6. Bodyguard Baru

Suara bariton itu berhasil membuat gadis bermata sayu terlonjak kaget, lalu mengusap dadanya pelan. Kemudian, tersenyum kikuk sembari menggaruk tengkuknya yang tak gatal dengan langkah tertatih-tatih menghampirinya.

"Assalamualaikum, Pah!" ucap gadis tersebut sembari mencium punggung tangan papahnya dengan hormat.

"Azkia! Kaki kamu kenapa, Nak? Katakan sama Papah, apa yang terjadi? Dan siapa yang melakukan ini sama kamu? Katakan! Biar anak buah Papah yang memberikan pelajaran sama orang itu!" berondong lelaki memakai kaus oblong putih dengan celana hitam, setelah menjawab salam. Kumis yang mulai lebat itu membuatnya semakin terlihat dewasa.

Irwan memperhatikan penampilan putrinya dari bawah sampai atas. Sepatu olahraga putih yang menjadi kecokelatan, celana training hitam yang robek bagian lutut, baju hitam menjadi tak karuan, terdapat beberapa noda pada bagian paha dan rambut kuci kuda yang berantakan dengan wajah yang sudah terlihat lesu.

Salahnya juga, karena membiarkan putrinya lari sore sendiri. Padahal, biasanya ia akan mengirim anak buahnya untuk menjaga sang putri semata wayang.
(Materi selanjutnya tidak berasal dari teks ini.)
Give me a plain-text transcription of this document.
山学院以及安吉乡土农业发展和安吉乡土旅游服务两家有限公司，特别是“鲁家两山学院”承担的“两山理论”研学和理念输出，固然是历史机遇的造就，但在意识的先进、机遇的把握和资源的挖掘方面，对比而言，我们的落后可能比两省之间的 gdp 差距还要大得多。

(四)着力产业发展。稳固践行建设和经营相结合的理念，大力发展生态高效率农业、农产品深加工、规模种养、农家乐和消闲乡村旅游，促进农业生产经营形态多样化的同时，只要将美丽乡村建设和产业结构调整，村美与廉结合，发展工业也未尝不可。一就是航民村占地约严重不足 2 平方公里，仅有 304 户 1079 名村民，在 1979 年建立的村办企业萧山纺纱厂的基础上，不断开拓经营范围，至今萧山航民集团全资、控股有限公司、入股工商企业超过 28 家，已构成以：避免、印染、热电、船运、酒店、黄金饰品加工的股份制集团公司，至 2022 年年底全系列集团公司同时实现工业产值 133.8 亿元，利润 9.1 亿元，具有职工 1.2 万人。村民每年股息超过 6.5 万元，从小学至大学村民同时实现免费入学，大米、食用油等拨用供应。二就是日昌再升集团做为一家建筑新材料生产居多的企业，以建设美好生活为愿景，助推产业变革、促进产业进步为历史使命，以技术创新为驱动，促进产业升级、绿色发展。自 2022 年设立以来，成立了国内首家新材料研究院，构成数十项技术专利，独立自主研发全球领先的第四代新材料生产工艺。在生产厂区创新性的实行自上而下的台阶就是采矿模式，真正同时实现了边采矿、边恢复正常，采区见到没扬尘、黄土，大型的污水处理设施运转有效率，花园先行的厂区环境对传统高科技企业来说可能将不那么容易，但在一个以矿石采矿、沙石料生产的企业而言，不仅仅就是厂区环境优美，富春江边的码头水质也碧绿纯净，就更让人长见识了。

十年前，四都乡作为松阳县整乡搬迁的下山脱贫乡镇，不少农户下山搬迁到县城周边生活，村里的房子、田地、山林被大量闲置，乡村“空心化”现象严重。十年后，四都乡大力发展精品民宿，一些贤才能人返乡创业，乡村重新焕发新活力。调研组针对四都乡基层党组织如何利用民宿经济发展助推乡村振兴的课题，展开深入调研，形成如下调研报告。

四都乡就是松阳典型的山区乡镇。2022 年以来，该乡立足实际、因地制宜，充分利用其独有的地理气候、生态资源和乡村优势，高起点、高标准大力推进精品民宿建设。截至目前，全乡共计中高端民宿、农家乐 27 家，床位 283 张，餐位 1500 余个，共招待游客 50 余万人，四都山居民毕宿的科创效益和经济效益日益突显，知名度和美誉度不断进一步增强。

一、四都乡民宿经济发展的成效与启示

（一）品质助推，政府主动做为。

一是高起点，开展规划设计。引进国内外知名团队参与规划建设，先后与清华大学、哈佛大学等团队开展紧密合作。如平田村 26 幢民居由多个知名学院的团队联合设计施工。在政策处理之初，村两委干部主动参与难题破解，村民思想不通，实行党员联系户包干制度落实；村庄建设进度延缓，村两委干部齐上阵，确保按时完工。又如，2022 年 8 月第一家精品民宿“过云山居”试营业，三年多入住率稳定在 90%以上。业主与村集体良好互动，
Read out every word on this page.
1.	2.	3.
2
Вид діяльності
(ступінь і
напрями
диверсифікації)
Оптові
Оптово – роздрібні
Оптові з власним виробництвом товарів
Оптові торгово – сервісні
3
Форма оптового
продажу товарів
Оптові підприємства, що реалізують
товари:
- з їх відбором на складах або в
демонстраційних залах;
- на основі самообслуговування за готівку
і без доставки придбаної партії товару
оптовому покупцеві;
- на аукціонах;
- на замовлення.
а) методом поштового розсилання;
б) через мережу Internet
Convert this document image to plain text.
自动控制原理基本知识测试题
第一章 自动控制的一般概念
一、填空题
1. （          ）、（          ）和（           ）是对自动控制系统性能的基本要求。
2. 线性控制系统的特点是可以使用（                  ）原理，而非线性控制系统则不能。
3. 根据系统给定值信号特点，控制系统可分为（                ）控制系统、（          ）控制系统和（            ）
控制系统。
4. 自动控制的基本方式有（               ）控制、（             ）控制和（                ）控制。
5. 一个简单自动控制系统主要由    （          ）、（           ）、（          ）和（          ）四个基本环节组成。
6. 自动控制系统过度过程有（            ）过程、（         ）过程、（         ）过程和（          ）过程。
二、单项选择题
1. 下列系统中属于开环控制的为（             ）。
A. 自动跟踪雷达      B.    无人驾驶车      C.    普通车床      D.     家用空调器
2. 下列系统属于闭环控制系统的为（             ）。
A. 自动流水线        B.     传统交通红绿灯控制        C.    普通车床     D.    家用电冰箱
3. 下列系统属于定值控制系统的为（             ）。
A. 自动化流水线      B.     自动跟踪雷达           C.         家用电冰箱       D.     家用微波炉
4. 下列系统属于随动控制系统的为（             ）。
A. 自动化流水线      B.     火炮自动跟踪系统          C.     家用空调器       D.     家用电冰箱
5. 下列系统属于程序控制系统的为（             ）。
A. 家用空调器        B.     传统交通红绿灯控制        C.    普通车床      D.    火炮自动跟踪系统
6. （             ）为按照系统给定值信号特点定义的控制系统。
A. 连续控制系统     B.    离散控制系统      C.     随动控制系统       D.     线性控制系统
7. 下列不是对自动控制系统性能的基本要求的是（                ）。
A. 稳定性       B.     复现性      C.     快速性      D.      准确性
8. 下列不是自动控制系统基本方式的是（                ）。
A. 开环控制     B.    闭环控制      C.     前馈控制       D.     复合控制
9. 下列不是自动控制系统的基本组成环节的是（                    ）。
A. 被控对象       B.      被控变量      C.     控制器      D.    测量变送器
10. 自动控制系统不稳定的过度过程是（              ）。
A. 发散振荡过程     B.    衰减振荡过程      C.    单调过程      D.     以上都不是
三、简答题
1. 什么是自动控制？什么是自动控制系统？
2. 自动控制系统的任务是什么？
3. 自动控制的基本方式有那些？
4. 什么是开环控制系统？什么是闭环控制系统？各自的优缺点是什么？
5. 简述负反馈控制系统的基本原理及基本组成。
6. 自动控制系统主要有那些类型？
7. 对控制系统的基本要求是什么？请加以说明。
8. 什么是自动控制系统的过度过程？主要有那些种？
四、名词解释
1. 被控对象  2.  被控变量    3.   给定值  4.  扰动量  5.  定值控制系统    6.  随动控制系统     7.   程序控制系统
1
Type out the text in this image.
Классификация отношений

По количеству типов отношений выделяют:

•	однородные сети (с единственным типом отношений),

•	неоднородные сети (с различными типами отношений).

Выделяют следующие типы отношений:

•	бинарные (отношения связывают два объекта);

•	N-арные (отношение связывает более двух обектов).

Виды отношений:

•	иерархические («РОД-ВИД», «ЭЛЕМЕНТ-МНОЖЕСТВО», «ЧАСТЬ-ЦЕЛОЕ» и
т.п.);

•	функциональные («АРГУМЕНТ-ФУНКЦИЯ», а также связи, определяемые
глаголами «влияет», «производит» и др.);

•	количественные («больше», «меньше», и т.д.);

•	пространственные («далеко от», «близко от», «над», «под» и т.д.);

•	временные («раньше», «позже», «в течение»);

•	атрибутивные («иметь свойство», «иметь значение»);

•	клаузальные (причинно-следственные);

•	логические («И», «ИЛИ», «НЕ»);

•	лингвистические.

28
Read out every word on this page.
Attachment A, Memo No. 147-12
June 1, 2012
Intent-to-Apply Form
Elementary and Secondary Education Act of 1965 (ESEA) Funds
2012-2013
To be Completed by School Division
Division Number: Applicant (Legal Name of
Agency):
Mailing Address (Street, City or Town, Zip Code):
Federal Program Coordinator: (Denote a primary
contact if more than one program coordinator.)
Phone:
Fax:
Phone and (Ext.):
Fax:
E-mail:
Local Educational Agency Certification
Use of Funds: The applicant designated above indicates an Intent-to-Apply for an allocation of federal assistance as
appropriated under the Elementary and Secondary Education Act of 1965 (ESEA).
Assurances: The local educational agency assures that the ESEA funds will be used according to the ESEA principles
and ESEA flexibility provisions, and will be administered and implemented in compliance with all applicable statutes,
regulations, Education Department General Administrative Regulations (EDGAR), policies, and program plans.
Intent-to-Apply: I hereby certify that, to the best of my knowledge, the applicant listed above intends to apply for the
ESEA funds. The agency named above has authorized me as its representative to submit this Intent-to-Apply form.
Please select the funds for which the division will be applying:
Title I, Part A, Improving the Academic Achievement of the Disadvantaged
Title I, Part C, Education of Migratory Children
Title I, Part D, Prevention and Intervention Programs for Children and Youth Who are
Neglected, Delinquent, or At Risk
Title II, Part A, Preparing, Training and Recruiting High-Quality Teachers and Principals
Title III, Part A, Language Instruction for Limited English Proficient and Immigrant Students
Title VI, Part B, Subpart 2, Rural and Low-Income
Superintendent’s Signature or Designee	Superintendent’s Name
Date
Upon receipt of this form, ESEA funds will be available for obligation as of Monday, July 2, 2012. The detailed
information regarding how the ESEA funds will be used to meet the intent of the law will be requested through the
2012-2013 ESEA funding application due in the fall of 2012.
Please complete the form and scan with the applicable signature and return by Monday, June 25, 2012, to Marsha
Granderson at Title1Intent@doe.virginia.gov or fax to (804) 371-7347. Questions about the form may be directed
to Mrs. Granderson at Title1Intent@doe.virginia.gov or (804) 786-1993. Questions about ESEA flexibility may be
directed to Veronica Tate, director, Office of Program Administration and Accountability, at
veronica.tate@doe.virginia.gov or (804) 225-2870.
Namun, ia lupa karena saat Azkia meminta izin lari ke taman, dirinya tengah sibuk dengan pekerjaan dari kantor.

"A-anu ... Pah. Tadi ...." Azkia mulai menceritakan kronologisnya.

Saat ia akan istirahat duduk di kursi taman, mendadak tangannya ditarik preman dan menyeret paksa dirinya menuju jeep hitam di parkiran. Namun, seorang pemuda berhasil menyelamatkannya.

"Pemuda? Siapa dia?" tanya Irwan sembari memapah putrinya untuk menaiki tangga menuju kamar.

Azkia mengigit bibir bawahnya, tak mungkin dirinya menjawab bahwa lelaki tersebut adalah dosen muda menyebalkan itu. Bisa-bisa besar kepala dia saat mengetahui dirinya dipuji.

"Ya sudah, kalau kamu tidak mau jawab. Tapi ... Papah akan mencarikan bodyguard untuk kamu! Tidak ada penolakan!" ucap Irwan tegas setelah membantu putrinya duduk di atas kasur.

Ruangan serba biru itu menjadi saksi bisu pertumbuhan gadis bermata sayu tanpa kasih sayang seorang Ibu. Namun, papahnya selalu menjadi orang tua tunggal yang tidak pernah membiarkan Azkia kekurangan apa pun. Contohnya kamar ini, kamar tersebut di design khusus untuk putri semata wayangnya.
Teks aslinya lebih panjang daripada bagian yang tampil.